View Full Version : Still lost
Not sure if i am in the right place so if im not could someone tell me please.
Just looking for somewhere to go and talk to others that have had a m/c. We have been TTC for 3 years and have had 2 ER and 3 FET the last one in Feb resulted in falling pregnant with twins. Our dream had finally come true until i lost one at week 5 and the other at week 7. My biggest problem is i don't know how im meant to be handling this. One day i think im fine and the next i feel as if im drowning. I haven't cried since i lost them, i sort of just went into shock i guess when we lost the second one. Had to be strong for my DH (who has been wonderful) and the rest of the family were so happy that it was finally happening. Just feel so alone and lost. Don't know if i can keep on doing the smile and act happy thing like everyone expects. Sorry for the :ecomcity: :ecomcity: .
Like i said if im in the wrong place let me know don't want to butt in at all
:hugs: for you i really have no advice but you are allowed to grieve....apart from being strong for your dh its your turn now
I hope someone here can give better advice
You certainly are in the right place.
I am sorry for your heartbreaking loss.
I lost our baby in january,and i was like you......thinking i was ok one minute but the next was just dreadful.
I am sure no one expects you to be fine and happy,they probably dont know what to say to you and hubby.
Maybe a good cry will help a little.
I wish i could give you big hugs and help you through this.
Let me know if you want to talk about anything.
of course you are in the right place, you have lost two precious babies.
losing a child is such a hard thing, although haivng another baby can never replace the one(s) you ahve lost but it is smething to else to focus on, When fertility problems enter the equation it is one more issue you have to deal with on top of your grief.
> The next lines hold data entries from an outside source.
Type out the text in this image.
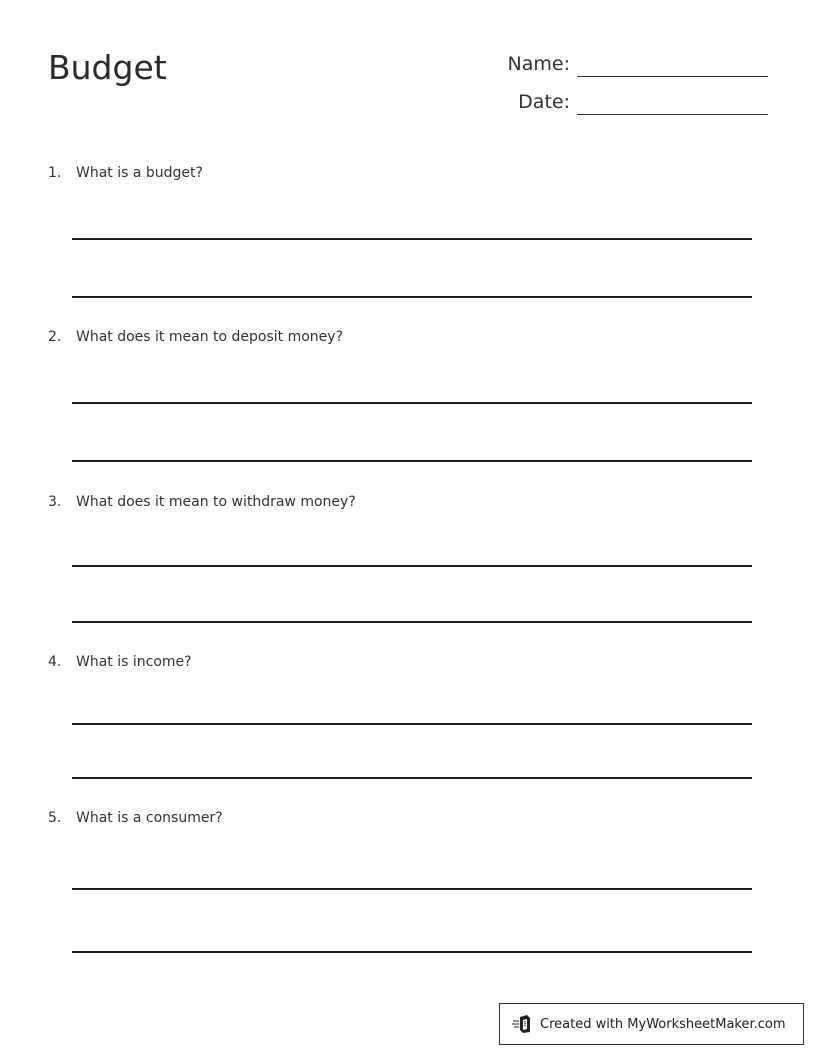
Budget	Name:
Date:
1. What is a budget?
2. What does it mean to deposit money?
3. What does it mean to withdraw money?
4. What is income?
5. What is a consumer?
Created with MyWorksheetMaker.com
I should imagine you ahve so much frustration, anger, hurt etc inside you right now that you are not allowing yourself to relase it all for fear of not being able to regain your control but as has been said, a little cry or even a big one, with some ranting and raving may actually help.
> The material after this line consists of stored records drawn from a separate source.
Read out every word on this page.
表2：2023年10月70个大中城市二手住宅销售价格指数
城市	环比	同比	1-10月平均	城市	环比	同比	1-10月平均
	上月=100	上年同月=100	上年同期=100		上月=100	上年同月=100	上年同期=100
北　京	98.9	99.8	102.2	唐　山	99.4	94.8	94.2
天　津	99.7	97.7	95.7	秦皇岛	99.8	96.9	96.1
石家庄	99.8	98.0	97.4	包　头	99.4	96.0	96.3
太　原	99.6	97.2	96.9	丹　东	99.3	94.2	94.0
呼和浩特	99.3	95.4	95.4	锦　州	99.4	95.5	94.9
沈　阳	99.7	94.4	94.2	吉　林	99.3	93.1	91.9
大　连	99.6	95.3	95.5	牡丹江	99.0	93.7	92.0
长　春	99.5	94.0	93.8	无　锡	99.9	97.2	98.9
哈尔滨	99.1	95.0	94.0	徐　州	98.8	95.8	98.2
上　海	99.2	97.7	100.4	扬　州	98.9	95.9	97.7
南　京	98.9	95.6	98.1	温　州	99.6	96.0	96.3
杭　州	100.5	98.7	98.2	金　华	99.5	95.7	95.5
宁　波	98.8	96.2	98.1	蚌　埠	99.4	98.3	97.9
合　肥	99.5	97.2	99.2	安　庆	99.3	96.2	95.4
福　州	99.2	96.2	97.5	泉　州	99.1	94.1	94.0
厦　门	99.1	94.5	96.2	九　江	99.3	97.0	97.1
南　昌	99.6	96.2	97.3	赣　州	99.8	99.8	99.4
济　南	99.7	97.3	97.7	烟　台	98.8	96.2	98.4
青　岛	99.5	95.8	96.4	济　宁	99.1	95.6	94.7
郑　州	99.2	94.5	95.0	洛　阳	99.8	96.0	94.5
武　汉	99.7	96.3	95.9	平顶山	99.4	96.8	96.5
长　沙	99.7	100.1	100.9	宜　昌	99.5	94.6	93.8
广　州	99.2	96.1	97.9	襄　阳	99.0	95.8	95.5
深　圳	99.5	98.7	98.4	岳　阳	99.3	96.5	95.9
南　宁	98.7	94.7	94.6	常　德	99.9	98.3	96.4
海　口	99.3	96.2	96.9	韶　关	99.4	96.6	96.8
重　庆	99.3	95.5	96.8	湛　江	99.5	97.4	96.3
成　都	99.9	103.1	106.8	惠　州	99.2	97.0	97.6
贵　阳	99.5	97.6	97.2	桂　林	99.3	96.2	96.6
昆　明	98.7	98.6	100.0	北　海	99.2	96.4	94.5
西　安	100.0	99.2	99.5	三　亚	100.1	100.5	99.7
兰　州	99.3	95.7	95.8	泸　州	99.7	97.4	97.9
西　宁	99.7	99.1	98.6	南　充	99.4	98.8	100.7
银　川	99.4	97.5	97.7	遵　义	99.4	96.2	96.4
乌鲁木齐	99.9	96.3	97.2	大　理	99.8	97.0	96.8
Life can be so cruel. I run a support group for parents who lost a child late in pregnancy and it breaks my heart when those that have waited so long to become pregnant lose thier child and have to work so hard ot get another chance. I feel so helpless and struggle to find something supportive to say that doesn't sound completely pathetic.
I really hope that things work out for you and please do give yourself permission to grieve, you ahve every right to.
I am sorry for your losses. It is hard wanting to pretend you are OK for other people but you need to grieve as well. We held a little 'funeral', which helped me realise what the baby meant to me and how devistated we were/are to lose the baby. I wrote a letter about how we all feel and how we will miss him/her. We read this out, then let some helium balloons go into the air and had a nice dinner together outside. We also have a little memory box with things like the scan, pictures my son drew with the new baby in my belly, etc. It is hard not to feel alone, but unfortunately many women go through these losses. This doesn't make you feel better, but hopefully not so alone. I hope you are feeling better soon. :hugs:
:hugs: hunny u need to let it all out.
I have have 2 misscarages one 4 weeks after Ds1 was born and another in Aug last year, I didnt have a chance to deal wit the first babe because i found myself prg again a week later with ds2, and i held it all in for over a year. then when i lost the baby in august i absolutly lost it myself i hadnt grieved for the baby before and loosing that one brought it all to a head and i mentally collaped. I couldnt cope with my children and my life went for alright and happyish to the lowest part in my life to date. U dont always have to be strong, if u wanna cry and let it all out then you need to so that you can grieve for you babies :hugs: hunny Pm me if you wanna chat:kiss:
Absolutely you are in the right place and I have no sensible advice, just hugs. I lost my baby between 4 and 5 weeks and have been blown away by the depth of my grief. I find hearing similar stories and feelings on here really helps.
Hi there everyone
Thanks you all for your :hugs: :kiss: and support. It's good to hear that i'm not so alone in this dark time. Your words and advice has been great. I guess i just have to work through it in my own way and call on others when i feel really lose. I love the ideas that you all have had in saying good bye. I have decided that i will put in a special garden bed and put in it an angel for each of my twins and a small angel for each of my embies that have died. Might sound strange but i see the embies that we have lost a bubs as well. This will give me somewhere to go to be with my angels.
Thanks again for all your beautiful words
I think a garden is a lovely idea and the angels will be beautiful. I can understand your grief at losing embryos too. It all makes sense. Gardens are wonderful and positive places of growth and renewal.
You have really had a very difficult and hard time of TTC and it must be heartbreaking. Don't try to be strong for other people - be true to yourself. It's ok to feel sad.